Perdu parmi les flots de cette mer humaine
Qui s’agite en moi sans que personne la mène.
Cette mer, je ne dois pas même par l’oubli
M’en évader. Comment la fuir ? J’en suis rempli.
Autant vaudrait vouloir sauter hors de mon ombre.
Cette houle de moi qui pullulent sans nombre
En moi, les rejeter de moi, je ne peux pas.
Dans tout ce que je suis, j’entends grouiller leurs pas.
Dans tout ce que je sens, je vois fleurir leurs rêves.
Mes gestes et mes dits et mes faits sont les grèves
Où viennent aboutir ces tas de flots hurleurs
En des actes que je crois miens et qui sont leurs.
Car les leurs ou les miens, à quoi les reconnaître ?
Mêmes aspects partout, qu’un même esprit pénètre !

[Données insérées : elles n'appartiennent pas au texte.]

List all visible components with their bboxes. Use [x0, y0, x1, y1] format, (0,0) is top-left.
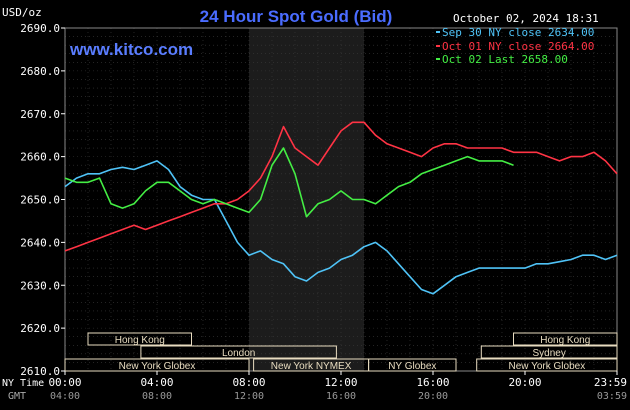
unit-label: USD/oz: [2, 6, 42, 19]
chart-title: 24 Hour Spot Gold (Bid): [200, 7, 393, 26]
y-tick-label: 2610.0: [20, 365, 60, 378]
session-label: New York Globex: [119, 361, 196, 372]
ny-time-tick-label: 04:00: [140, 376, 173, 389]
session-label: London: [222, 348, 255, 359]
gmt-tick-label: 12:00: [234, 391, 264, 402]
gmt-tick-label: 08:00: [142, 391, 172, 402]
gmt-label: GMT: [8, 391, 26, 402]
series-line-1: [64, 121, 618, 252]
ny-time-label: NY Time: [2, 378, 44, 389]
legend-entry-oct01: Oct 01 NY close 2664.00: [442, 40, 594, 53]
series-lines: [64, 121, 618, 295]
legend: Sep 30 NY close 2634.00 Oct 01 NY close …: [436, 26, 594, 66]
nymex-shaded-region: [249, 28, 364, 371]
ny-time-tick-label: 16:00: [416, 376, 449, 389]
trading-sessions: Hong Kong London New York Globex New York N…: [64, 332, 618, 372]
ny-time-tick-label: 08:00: [232, 376, 265, 389]
session-box: [480, 345, 618, 359]
ny-time-tick-label: 23:59: [594, 376, 627, 389]
legend-entry-sep30: Sep 30 NY close 2634.00: [442, 26, 594, 39]
timestamp: October 02, 2024 18:31: [453, 12, 599, 25]
x-axis: 00:00 04:00 08:00 12:00 16:00 20:00 23:59 04:00…: [48, 371, 627, 402]
session-box: [140, 345, 337, 359]
y-tick-label: 2650.0: [20, 194, 60, 207]
y-tick-label: 2630.0: [20, 279, 60, 292]
series-line-2: [64, 147, 514, 218]
gmt-tick-label: 20:00: [418, 391, 448, 402]
y-tick-label: 2640.0: [20, 236, 60, 249]
session-label: Sydney: [532, 348, 565, 359]
session-box: [368, 358, 457, 372]
session-box: [476, 358, 618, 372]
session-box: [87, 332, 192, 346]
y-tick-label: 2680.0: [20, 65, 60, 78]
y-tick-label: 2690.0: [20, 22, 60, 35]
ny-time-tick-label: 20:00: [508, 376, 541, 389]
source-label: www.kitco.com: [69, 40, 193, 59]
ny-time-tick-label: 00:00: [48, 376, 81, 389]
session-label: Hong Kong: [115, 335, 165, 346]
session-label: Hong Kong: [540, 335, 590, 346]
session-label: New York Globex: [508, 361, 585, 372]
legend-entry-oct02: Oct 02 Last 2658.00: [442, 53, 568, 66]
y-tick-label: 2660.0: [20, 151, 60, 164]
series-line-0: [64, 160, 618, 295]
y-tick-label: 2620.0: [20, 322, 60, 335]
gmt-tick-label: 03:59: [597, 391, 627, 402]
y-tick-label: 2670.0: [20, 108, 60, 121]
session-label: NY Globex: [388, 361, 436, 372]
y-axis: 2690.0 2680.0 2670.0 2660.0 2650.0 2640.0 2630…: [20, 22, 65, 378]
gmt-tick-label: 16:00: [326, 391, 356, 402]
session-label: New York NYMEX: [271, 361, 352, 372]
ny-time-tick-label: 12:00: [324, 376, 357, 389]
gmt-tick-label: 04:00: [50, 391, 80, 402]
session-box: [513, 332, 618, 346]
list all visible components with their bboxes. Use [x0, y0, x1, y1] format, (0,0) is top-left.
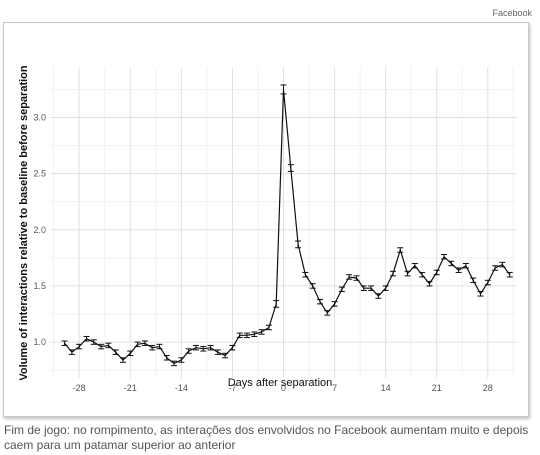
y-tick-label: 1.0 [33, 337, 46, 347]
x-axis-label: Days after separation [228, 377, 333, 389]
y-tick-label: 2.5 [33, 169, 46, 179]
x-tick-label: -14 [175, 383, 188, 393]
x-tick-labels: -28 -21 -14 -7 0 7 14 21 28 [73, 383, 493, 393]
x-tick-label: 0 [281, 383, 286, 393]
y-tick-label: 1.5 [33, 281, 46, 291]
y-tick-label: 2.0 [33, 225, 46, 235]
y-tick-label: 3.0 [33, 113, 46, 123]
x-tick-label: -21 [124, 383, 137, 393]
y-axis-label: Volume of interactions relative to basel… [18, 65, 30, 380]
line-chart: -28 -21 -14 -7 0 7 14 21 28 1.0 1.5 2.0 2.5 3.0 Days… [18, 65, 517, 393]
major-gridlines [50, 67, 517, 378]
x-tick-label: 7 [332, 383, 337, 393]
source-label: Facebook [492, 8, 532, 18]
x-tick-label: 28 [483, 383, 493, 393]
chart-frame: -28 -21 -14 -7 0 7 14 21 28 1.0 1.5 2.0 2.5 3.0 Days… [3, 22, 529, 417]
x-tick-label: -28 [73, 383, 86, 393]
series-line [64, 89, 511, 365]
x-tick-label: 14 [381, 383, 391, 393]
figure-caption: Fim de jogo: no rompimento, as interaçõe… [4, 423, 529, 452]
x-tick-label: 21 [432, 383, 442, 393]
y-tick-labels: 1.0 1.5 2.0 2.5 3.0 [33, 113, 46, 348]
x-tick-label: -7 [228, 383, 236, 393]
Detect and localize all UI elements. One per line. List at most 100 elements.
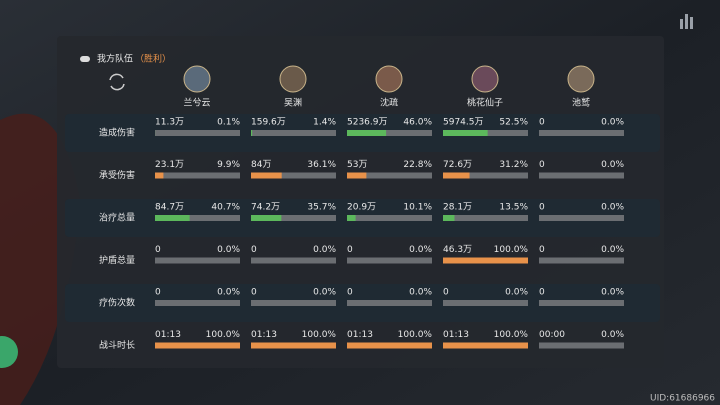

Car leurs vœux, leurs regrets, leurs péchés, leurs remords,
Leurs songes, leurs raisons d’être, ne sont pas morts,
Mais, en un rut phénix qui sans fin recommence,
S’engendrent à jamais de leur propre semence.
Et ces vœux, ces raisons, ces songes, en effet,
Qu’ils soient miens ou soient leurs, qu’importe ? J’en suis fait
Ainsi s’évanouit l’orgueilleuse chimère
De me constituer un moi, fût-ce éphémère,
Mais défini, précis, à part, indépendant.
Tous ces tenaces moi, que je suis, m’obsédant,
Même au plus seul de la plus seule solitude,
Je suis toujours peuplé par cette multitude.